The JPEG still image compression standard was specified by a committee called the "Joint Photographic Experts Group". (I would have thought that they would have the name "Joint Photographic Experts Committee" but maybe they thought JPEC didn't sound as good as JPEG.)
This group was set up way back in the eighties to develop a standard for encoding continuous grey scale and colour images. The JPEG ISO standard was more-or-less settled in 1991 with the aims of having 'state of the art' compression rates (circa 1991), to be useful for practically any kind of continuous tone image and be implemented on many CPU and hardware configurations. To achieve this, the JPEG standard allows a number of modes of operation:
Sequential encoding, where the image is built up spatially, top to bottom, left to right.
Progressive encoding, where a low quality image is progressively refined with higher detail.
Lossless encoding, for which a decompressed image is identical to the source.
Hierarchical encoding, having the image encoding at multiple resolutions.

Lossless Encoding

To dispense with the simpler scheme of encoding first, I'll cover lossless encoding now. This coding scheme is rarely used in practice. In fact I wouldn't at all be surprised if many JPEG decoders can't actually handle this method and I have yet to find a program which claims to encode using the lossless method.

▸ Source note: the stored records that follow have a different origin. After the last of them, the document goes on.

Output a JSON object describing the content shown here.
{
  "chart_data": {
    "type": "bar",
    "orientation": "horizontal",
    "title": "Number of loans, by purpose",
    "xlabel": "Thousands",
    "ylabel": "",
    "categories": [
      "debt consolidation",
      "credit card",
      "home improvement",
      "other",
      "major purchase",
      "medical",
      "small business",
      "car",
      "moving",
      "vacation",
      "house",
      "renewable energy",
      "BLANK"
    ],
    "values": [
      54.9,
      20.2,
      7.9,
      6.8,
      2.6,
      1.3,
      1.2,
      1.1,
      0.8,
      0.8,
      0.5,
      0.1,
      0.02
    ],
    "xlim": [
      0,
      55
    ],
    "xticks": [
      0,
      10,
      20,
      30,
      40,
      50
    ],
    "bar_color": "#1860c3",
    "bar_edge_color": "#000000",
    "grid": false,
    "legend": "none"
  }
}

Lossless encoding makes use of a relatively simple prediction and differencing method. This can give around 2:1 compression on source images between 2 and 16 bits per pixel. ie. 2 - 32768 levels of grey. If the image has multiple colour components (like RGB), then each component is encoded separately.

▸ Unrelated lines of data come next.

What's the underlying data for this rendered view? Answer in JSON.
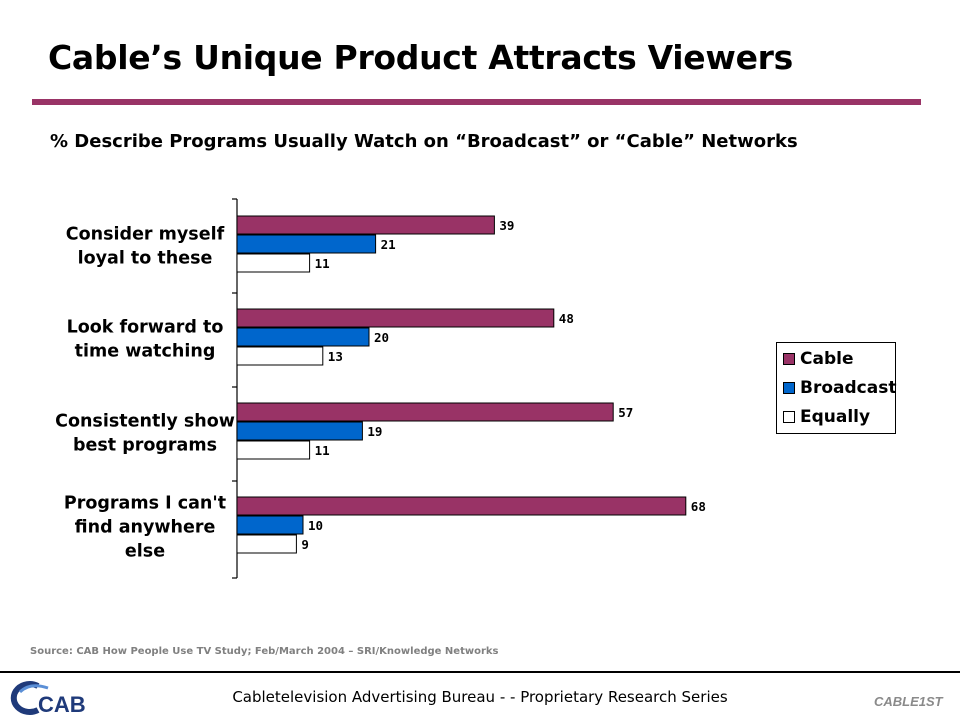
{
  "page": {
    "title": "Cable’s Unique Product Attracts Viewers",
    "source": "Source: CAB How People Use TV Study; Feb/March 2004 – SRI/Knowledge Networks",
    "footer": "Cabletelevision Advertising Bureau - - Proprietary Research Series",
    "logo_left_text": "CAB",
    "logo_right_text": "CABLE1ST"
  },
  "colors": {
    "accent": "#993366",
    "cable": "#993366",
    "broadcast": "#0066cc",
    "equally": "#ffffff"
  },
  "chart_data": {
    "type": "bar",
    "orientation": "horizontal",
    "title": "% Describe Programs Usually Watch on “Broadcast” or “Cable” Networks",
    "categories": [
      [
        "Consider myself",
        "loyal to these"
      ],
      [
        "Look forward to",
        "time watching"
      ],
      [
        "Consistently show",
        "best programs"
      ],
      [
        "Programs I can't",
        "find anywhere",
        "else"
      ]
    ],
    "series": [
      {
        "name": "Cable",
        "values": [
          39,
          48,
          57,
          68
        ]
      },
      {
        "name": "Broadcast",
        "values": [
          21,
          20,
          19,
          10
        ]
      },
      {
        "name": "Equally",
        "values": [
          11,
          13,
          11,
          9
        ]
      }
    ],
    "xlim": [
      0,
      70
    ],
    "grid": false,
    "legend_position": "right"
  }
}
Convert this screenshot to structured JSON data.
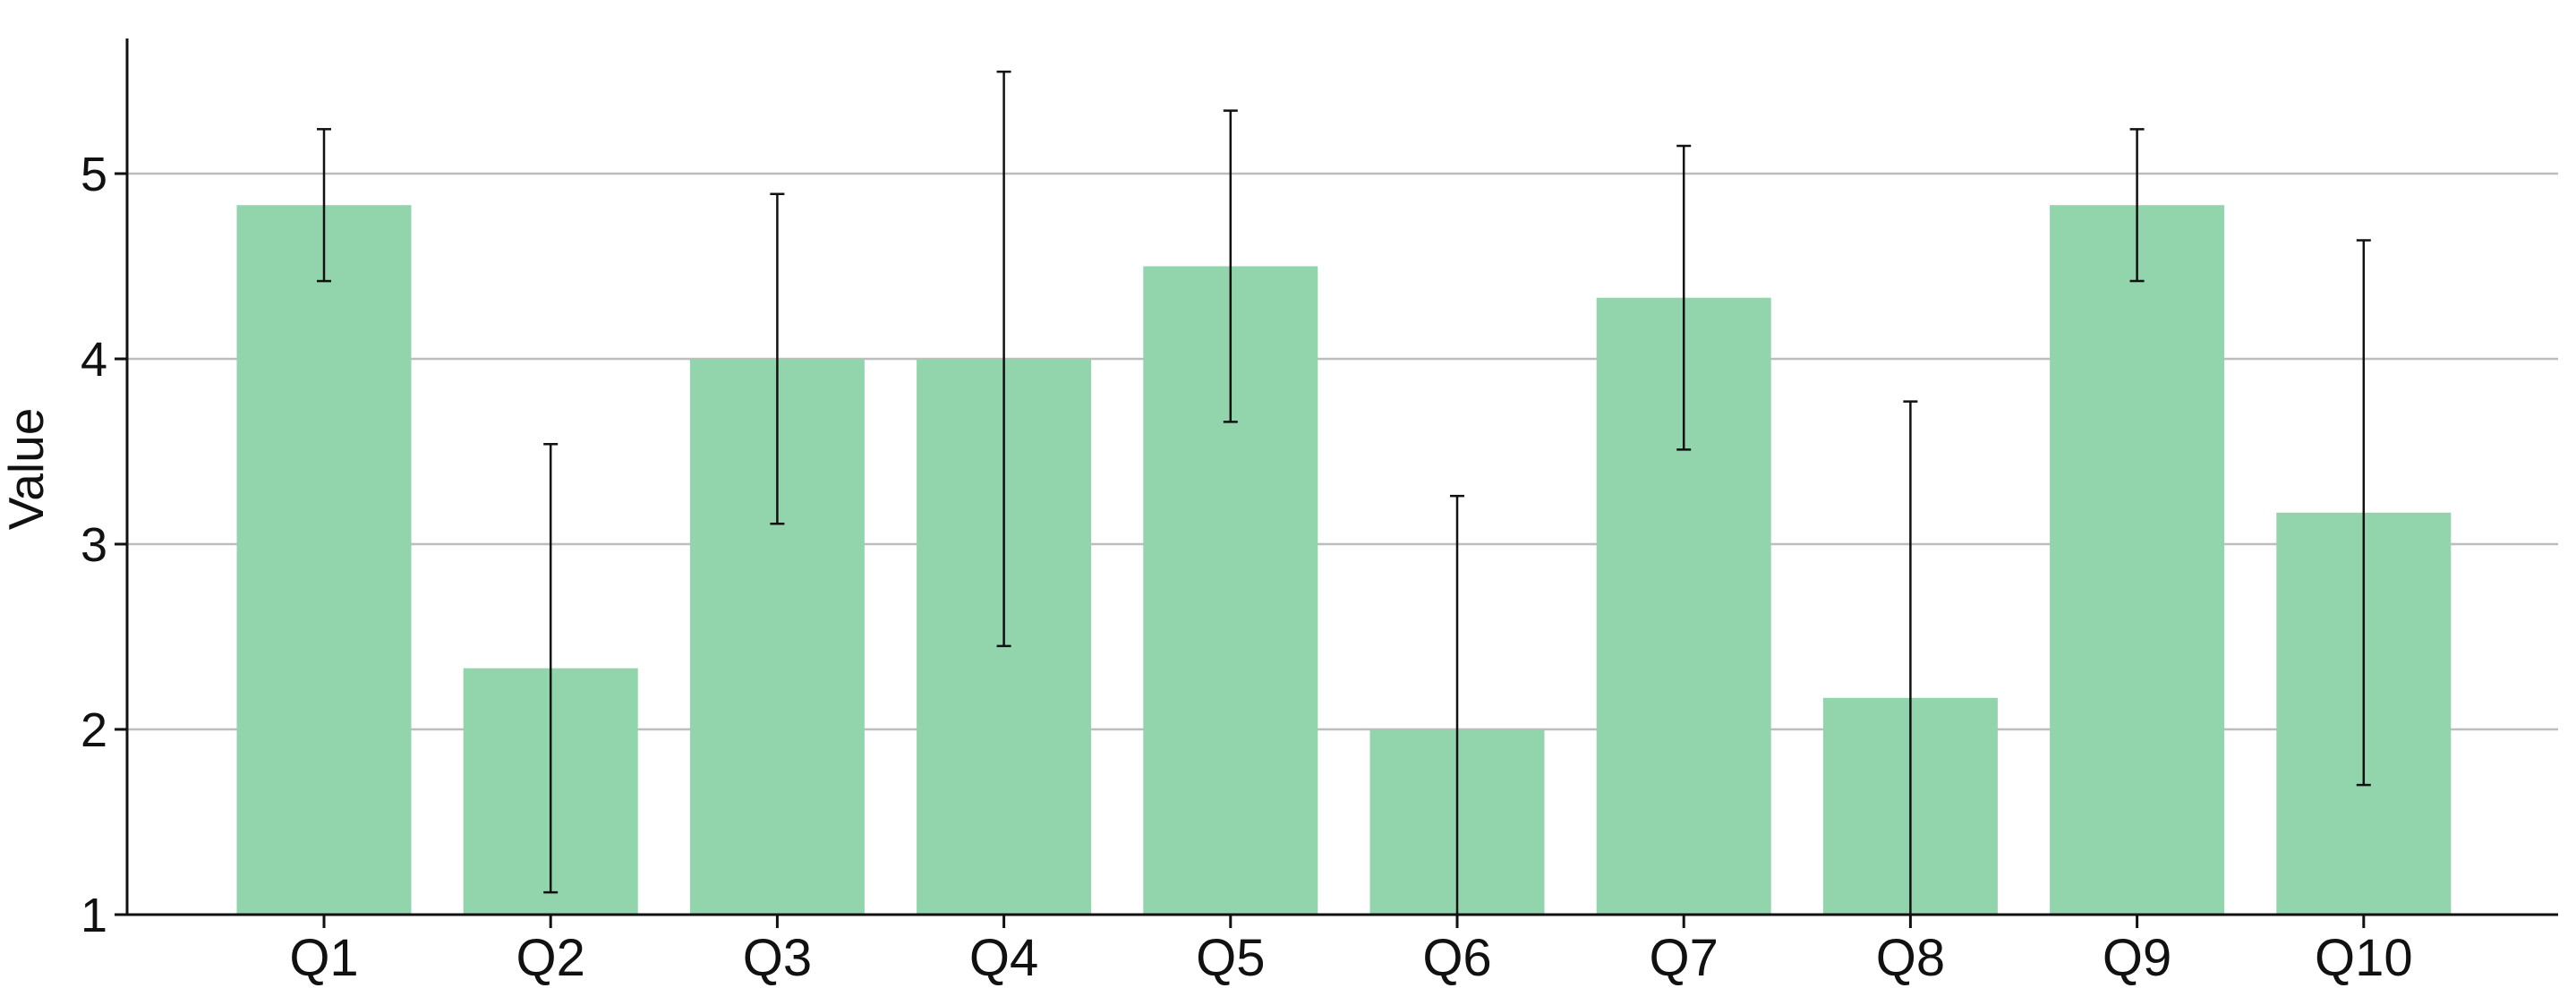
{
  "chart_data": {
    "type": "bar",
    "title": "",
    "xlabel": "",
    "ylabel": "Value",
    "categories": [
      "Q1",
      "Q2",
      "Q3",
      "Q4",
      "Q5",
      "Q6",
      "Q7",
      "Q8",
      "Q9",
      "Q10"
    ],
    "values": [
      4.83,
      2.33,
      4.0,
      4.0,
      4.5,
      2.0,
      4.33,
      2.17,
      4.83,
      3.17
    ],
    "error_bars": {
      "type": "symmetric-std",
      "values": [
        0.41,
        1.21,
        0.89,
        1.55,
        0.84,
        1.26,
        0.82,
        1.6,
        0.41,
        1.47
      ],
      "clip_min": 1,
      "caps": true
    },
    "yticks": [
      1,
      2,
      3,
      4,
      5
    ],
    "yticklabels": [
      "1",
      "2",
      "3",
      "4",
      "5"
    ],
    "ylim": [
      1,
      5.73
    ],
    "grid": "horizontal",
    "axisbelow": true,
    "legend": "none",
    "spines": [
      "left",
      "bottom"
    ],
    "colors": {
      "bar": "#92d5ac",
      "grid": "#bdbdbd",
      "axis": "#111111",
      "error": "#111111",
      "text": "#111111",
      "background": "#ffffff"
    }
  }
}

The encoding goes like this: source images are scanned sequentially left to right, top to bottom. The value of the current pixel is predicted from the values of the previous pixels. The difference between the predicted value and the actual value is what is encoded using Huffman or arithmetic methods.


There are 8 prediction schemes available to the encoder, although scheme 0 is reserved for the hierarchical progressive mode. Also, scheme 1 is always used for the very first scan line, and scheme 2 is used to find the first pixel on a new row. That's basically all there is to it.

Lossy Encoding

The lossy compression scheme is where all the action happens for JPEGs. This scheme makes use of the discrete cosine transform to convert images and compresses the resulting DCT coefficients (recall the module on Spatial and Spectral encoding). The lossy compression scheme can vary the level of compression ratio used, giving control over the final image quality (and file size, roughly). The amount of compression JPEG can supply depends almost entirely on the source image. Best results come from using images with few high frequency details.

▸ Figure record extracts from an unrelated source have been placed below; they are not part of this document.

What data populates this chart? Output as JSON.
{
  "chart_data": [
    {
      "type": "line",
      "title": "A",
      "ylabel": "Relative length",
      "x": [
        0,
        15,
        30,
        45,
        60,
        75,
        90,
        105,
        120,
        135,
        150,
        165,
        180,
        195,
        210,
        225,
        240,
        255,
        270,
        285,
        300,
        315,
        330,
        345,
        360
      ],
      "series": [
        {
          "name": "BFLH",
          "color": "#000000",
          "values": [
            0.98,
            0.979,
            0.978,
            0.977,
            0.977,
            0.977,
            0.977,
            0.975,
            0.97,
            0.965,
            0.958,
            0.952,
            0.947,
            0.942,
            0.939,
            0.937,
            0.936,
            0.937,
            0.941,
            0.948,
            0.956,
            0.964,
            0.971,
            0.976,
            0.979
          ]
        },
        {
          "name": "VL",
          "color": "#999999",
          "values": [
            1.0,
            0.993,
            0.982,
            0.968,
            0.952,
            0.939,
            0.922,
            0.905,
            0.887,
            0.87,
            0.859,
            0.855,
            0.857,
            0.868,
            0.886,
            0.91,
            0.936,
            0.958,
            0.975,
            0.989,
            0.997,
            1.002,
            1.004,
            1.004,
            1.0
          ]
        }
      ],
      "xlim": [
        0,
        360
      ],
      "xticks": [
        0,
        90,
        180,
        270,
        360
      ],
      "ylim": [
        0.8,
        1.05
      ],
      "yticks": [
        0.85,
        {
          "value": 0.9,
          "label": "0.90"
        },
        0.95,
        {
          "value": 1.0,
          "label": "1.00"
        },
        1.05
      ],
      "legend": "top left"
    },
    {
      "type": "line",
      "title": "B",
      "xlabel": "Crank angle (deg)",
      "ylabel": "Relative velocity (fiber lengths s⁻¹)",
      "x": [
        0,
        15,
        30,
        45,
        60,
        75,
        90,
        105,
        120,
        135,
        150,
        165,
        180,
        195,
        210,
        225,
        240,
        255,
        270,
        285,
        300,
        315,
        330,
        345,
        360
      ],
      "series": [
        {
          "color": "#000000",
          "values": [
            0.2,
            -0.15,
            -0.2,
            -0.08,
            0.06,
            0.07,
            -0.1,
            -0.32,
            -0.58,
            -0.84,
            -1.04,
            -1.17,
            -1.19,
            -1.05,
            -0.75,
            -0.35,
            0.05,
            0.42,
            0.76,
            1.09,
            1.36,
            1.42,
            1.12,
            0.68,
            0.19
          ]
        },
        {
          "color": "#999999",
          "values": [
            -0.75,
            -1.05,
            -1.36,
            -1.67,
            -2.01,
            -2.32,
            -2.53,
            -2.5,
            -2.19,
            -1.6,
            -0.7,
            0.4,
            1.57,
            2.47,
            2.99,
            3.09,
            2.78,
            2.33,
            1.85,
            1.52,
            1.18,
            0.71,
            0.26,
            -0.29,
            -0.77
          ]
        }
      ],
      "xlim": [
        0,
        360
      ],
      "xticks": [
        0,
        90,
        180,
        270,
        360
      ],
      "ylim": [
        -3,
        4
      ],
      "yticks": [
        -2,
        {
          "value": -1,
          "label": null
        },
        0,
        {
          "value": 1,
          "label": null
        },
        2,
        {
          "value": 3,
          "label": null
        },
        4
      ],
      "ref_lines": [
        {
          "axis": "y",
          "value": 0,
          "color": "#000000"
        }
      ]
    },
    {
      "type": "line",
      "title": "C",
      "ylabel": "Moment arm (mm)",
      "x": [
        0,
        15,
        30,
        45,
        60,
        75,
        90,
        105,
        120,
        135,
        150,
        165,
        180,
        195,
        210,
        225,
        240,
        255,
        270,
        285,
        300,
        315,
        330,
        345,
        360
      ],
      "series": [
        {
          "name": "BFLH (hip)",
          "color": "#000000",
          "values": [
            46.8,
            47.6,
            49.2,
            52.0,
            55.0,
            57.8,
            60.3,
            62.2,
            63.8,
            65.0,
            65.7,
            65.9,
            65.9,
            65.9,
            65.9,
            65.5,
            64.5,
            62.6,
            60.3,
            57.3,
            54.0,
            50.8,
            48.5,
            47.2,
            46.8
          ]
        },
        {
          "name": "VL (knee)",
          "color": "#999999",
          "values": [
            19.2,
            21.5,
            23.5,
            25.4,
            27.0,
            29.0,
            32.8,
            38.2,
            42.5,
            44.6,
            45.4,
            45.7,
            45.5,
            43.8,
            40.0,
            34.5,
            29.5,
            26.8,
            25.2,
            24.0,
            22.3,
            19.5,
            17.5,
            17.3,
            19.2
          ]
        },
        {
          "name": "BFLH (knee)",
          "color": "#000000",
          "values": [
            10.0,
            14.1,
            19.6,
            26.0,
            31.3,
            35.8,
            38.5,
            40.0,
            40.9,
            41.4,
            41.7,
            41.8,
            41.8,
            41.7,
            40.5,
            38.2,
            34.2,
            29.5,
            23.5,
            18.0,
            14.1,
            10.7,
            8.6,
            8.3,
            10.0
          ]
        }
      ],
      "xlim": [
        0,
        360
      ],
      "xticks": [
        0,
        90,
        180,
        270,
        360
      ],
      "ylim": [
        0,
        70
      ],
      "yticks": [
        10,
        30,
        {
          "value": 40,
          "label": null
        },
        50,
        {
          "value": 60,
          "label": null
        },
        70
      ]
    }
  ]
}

The DCT is applied to 8x8 pixel blocks, this size being selected as a trade-off between computational complexity, compression speed and quality. Two methods are used in compression; the coefficients are quantised, and are then Huffman or arithmetically compressed. The quantising of the coefficients is where the lossy part of the sequence, where high frequency information is discarded.


Lossy Compression Steps:

1. Convert non-greyscale images into YCbCr components.
2. Downsample CbCr components.
3. Group pixels into 8x8 blocks for processing.
3. DCT each pixel block.
4. Unwrap the coefficients.
5. Scale each coefficient by a 'quantisation' factors.
6. Eliminate near-zero coefficients.
7. Huffman encode data.
8. Add header info and quantisation factors.